Cucina tradizionale
Tenerezza e lupi non sono due parole che trovi spesso affiancate. Di solito non si piacciono. Di per sé, tenerezza è poi un termine rischioso. Può risultare ridicolo o buffo, se associato a concetti insoliti. Come la presunta tenerezza dei tassisti donna, per dire, o di mamma coccodrillo. O, appunto, dei lupi. Se loro sono teneri, gli esseri umani in capo al romanzo lo sono un po’ meno. Per contrappasso di un continente americano ormai guastato, inasprito negli animi, come e meglio della vecchia Europa. L’omicidio di Laurent Jammet, un trapper, un cacciatore di pregiate pellicce di volpe, è un fatto nuovo per la vergine comunità di Dove River. Il paese, un po’ Brescello un po’ Cogne, è teatro tanto di un omicidio quanto di prevedibili e asfittiche beghe da comari. Che hanno il solo merito di innescare un altro evento scandaloso: il maggior sospettato dell’omicidio, William Parker, un nativo, nemmeno a dirlo, è fuggito con Mrs. Ross, la madre di Francis, il ragazzo misteriosamente scomparso in concomitanza del fattaccio. Se alla sua ricerca o se in preda a un impossibile amore, nessuno lo sa né ha voglia di pensarci.
Dove River rimane sospeso nel suo tempo placido, declinato al passato, per lo più. Il viaggio di Parker e della donna, invece, è qualcosa che proietta i due nel futuro: Stef Penney trasmette bene la sensazione di proibita novità sulle labbra dei due protagonisti. In particolare sulla figura femminile, concentra tutte le incerte riflessioni di un mondo, quello dell’etichetta dei doveri femminili, che va in pezzi, di fronte alla durezza delle condizioni di vita di quei luoghi. E’ Mrs. Ross, che è sempre chiamata con questa formale formula, la creatura metafora dell’intero romanzo: lupo e tenerezza insieme, è la leonessa che difende i cuccioli e procaccia il cibo, nello stesso tempo. Non è una figura femminista. Possiede ancora, connaturata in sé, l’obbedienza della donna oggetto. Mostrando di essersi evoluta da quella che fu l’originaria Costola, ma con ancora preziosa strada da fare.
La traduzione, come da tradizione nostrana, è alla portata di tutti. Aizza però le debolezze del romanzo.
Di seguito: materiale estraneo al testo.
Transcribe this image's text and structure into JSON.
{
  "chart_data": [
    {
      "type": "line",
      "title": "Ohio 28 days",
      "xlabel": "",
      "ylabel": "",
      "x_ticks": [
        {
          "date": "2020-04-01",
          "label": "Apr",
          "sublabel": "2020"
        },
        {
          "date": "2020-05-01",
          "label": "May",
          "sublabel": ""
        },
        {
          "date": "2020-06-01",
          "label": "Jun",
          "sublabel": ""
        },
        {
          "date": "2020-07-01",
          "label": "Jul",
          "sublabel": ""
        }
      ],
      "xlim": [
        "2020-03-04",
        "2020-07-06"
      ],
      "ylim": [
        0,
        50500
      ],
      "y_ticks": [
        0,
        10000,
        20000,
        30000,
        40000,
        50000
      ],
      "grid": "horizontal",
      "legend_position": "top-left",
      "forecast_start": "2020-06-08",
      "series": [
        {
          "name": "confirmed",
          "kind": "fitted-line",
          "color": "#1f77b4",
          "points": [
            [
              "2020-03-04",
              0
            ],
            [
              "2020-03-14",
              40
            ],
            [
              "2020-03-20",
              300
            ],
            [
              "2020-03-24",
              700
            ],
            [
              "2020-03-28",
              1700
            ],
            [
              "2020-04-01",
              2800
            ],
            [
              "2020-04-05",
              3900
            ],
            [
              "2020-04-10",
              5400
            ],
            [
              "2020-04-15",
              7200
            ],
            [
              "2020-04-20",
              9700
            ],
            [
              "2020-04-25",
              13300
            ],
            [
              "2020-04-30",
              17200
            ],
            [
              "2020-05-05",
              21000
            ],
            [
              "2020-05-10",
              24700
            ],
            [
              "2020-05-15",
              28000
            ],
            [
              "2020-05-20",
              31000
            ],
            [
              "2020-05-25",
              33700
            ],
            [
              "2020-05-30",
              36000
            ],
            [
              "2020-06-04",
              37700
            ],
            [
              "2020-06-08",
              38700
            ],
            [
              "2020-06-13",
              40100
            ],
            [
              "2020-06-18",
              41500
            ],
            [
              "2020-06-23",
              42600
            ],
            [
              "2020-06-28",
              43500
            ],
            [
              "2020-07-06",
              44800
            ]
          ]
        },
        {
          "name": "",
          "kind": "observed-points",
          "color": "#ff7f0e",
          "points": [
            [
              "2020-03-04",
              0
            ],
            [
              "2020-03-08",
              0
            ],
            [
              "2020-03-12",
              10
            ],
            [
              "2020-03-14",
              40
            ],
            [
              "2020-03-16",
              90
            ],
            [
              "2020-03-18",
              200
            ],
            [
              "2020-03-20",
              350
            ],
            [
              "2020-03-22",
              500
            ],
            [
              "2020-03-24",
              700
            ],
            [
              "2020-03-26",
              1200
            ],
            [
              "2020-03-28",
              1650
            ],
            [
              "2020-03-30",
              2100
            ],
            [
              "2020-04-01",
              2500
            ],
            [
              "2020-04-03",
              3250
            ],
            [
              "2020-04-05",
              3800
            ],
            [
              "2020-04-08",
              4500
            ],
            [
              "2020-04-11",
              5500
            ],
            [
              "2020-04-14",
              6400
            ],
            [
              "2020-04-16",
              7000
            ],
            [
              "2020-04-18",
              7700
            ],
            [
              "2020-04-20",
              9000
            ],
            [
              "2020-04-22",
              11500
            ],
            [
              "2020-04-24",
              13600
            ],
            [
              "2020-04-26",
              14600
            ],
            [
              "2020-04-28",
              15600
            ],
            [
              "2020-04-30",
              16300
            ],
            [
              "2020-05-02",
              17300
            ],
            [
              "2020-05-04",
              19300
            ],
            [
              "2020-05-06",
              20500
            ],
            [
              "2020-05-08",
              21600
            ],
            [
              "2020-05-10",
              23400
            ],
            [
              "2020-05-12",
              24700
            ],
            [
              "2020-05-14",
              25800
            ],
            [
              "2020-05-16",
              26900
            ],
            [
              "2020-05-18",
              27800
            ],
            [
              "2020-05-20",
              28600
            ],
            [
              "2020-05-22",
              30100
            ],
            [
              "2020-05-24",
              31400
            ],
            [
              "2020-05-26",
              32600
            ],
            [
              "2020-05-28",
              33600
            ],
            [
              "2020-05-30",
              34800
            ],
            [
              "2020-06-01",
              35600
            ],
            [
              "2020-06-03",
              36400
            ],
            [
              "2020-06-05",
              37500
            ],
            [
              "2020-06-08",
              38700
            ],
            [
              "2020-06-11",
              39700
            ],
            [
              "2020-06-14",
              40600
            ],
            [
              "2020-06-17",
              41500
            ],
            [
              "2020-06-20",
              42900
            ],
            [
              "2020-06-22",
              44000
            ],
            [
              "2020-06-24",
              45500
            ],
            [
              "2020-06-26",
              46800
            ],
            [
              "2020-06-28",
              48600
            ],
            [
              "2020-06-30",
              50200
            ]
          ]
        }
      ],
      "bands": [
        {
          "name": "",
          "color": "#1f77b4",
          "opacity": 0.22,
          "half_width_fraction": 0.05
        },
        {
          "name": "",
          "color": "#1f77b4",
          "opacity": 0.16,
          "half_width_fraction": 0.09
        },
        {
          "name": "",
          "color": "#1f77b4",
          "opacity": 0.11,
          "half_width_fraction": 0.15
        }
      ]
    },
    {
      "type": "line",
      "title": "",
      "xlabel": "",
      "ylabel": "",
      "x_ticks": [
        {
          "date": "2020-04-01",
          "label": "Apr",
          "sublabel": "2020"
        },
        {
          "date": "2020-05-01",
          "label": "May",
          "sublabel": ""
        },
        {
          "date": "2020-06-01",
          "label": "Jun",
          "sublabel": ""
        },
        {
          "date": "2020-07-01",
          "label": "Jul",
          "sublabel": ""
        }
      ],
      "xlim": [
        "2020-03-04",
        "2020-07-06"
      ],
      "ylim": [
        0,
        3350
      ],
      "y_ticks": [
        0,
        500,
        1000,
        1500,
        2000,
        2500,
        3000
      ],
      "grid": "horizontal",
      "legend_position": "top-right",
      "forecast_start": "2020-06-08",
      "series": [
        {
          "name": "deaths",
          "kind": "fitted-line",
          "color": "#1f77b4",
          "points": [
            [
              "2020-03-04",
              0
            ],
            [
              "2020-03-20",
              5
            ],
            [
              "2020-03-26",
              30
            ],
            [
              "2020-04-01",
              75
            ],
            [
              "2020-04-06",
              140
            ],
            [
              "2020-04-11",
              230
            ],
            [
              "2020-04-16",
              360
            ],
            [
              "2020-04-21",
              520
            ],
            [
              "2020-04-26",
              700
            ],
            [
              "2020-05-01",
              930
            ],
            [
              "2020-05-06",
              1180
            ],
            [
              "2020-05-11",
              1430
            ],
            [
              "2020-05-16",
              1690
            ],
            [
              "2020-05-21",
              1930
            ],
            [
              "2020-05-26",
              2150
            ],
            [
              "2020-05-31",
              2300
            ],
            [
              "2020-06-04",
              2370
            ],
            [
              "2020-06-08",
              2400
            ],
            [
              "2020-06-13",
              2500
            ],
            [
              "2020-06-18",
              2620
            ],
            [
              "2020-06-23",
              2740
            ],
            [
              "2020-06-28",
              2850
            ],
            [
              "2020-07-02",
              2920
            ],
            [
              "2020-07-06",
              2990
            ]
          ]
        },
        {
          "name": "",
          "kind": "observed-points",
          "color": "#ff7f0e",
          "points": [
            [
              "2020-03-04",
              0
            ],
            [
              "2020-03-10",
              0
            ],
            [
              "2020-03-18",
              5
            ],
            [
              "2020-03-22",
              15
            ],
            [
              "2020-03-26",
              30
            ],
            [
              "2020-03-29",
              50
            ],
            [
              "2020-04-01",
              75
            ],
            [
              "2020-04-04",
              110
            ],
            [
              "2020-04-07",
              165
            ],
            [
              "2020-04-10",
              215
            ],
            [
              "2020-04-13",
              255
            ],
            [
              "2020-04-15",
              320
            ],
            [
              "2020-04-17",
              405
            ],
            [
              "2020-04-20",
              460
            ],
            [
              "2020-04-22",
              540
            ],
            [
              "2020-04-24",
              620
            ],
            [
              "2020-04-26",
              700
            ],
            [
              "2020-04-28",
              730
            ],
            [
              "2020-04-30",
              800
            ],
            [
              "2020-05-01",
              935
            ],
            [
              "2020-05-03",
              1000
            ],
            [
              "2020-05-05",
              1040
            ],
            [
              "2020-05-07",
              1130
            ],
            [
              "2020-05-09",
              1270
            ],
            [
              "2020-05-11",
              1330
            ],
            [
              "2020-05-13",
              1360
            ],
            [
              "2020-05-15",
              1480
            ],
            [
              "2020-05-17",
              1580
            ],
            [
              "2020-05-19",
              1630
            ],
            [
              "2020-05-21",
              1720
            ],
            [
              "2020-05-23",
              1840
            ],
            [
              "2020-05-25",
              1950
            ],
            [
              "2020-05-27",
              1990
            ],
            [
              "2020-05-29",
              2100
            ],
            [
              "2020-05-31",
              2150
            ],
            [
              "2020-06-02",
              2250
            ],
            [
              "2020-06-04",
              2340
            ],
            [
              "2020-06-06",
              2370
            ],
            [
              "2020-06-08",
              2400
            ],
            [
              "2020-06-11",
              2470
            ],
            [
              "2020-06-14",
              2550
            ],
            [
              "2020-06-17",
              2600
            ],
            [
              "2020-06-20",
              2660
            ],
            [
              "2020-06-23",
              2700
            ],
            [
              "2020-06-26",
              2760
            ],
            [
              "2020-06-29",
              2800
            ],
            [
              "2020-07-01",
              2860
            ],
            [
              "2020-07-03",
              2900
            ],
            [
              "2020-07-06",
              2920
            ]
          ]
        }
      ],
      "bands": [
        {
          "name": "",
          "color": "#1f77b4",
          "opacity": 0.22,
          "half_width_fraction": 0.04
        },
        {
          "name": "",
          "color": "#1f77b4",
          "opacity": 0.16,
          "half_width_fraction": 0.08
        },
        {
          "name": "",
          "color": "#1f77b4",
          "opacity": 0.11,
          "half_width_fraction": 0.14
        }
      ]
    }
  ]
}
Una prosa media porta decisamente a concentrarsi di più sull’intreccio. Se questo latita, può essere un problema. La macchina narrativa ha degli ottimi interni, ma ha le gomme sgonfie e viaggia lenta. Le situazioni a due dei protagonisti sono costruite alla perfezione, tuttavia il circondario di personaggi è superfluo e frena l’azione. “Chi sia chi” si capisce troppo presto. La suspense è cosa sconosciuta all’autrice. Un elemento, una misteriosa tavoletta con incisi alcuni segni che si pensano essere l’unica e l’ultima eredità della scomparsa scrittura indiana, avrebbe potuto aprire interessanti scenari extra fiction. Inspiegabilmente questa parte del romanzo, sussurrata in più punti da più personaggi, alla fine è come dimenticata, tralasciata. Per il trionfo dei buoni sentimenti chiaramente. Il cattivo perde e scappa con la coda tra le zampe. La pietanza già conosciuta viene propinata e ingurgitata. Con il contorno, nuovo e tentatore, finisce a schifìo.
L’autore
Stef Penney è nata a Edimburgo nel 1969. La tenerezza dei lupi è il suo primo romanzo.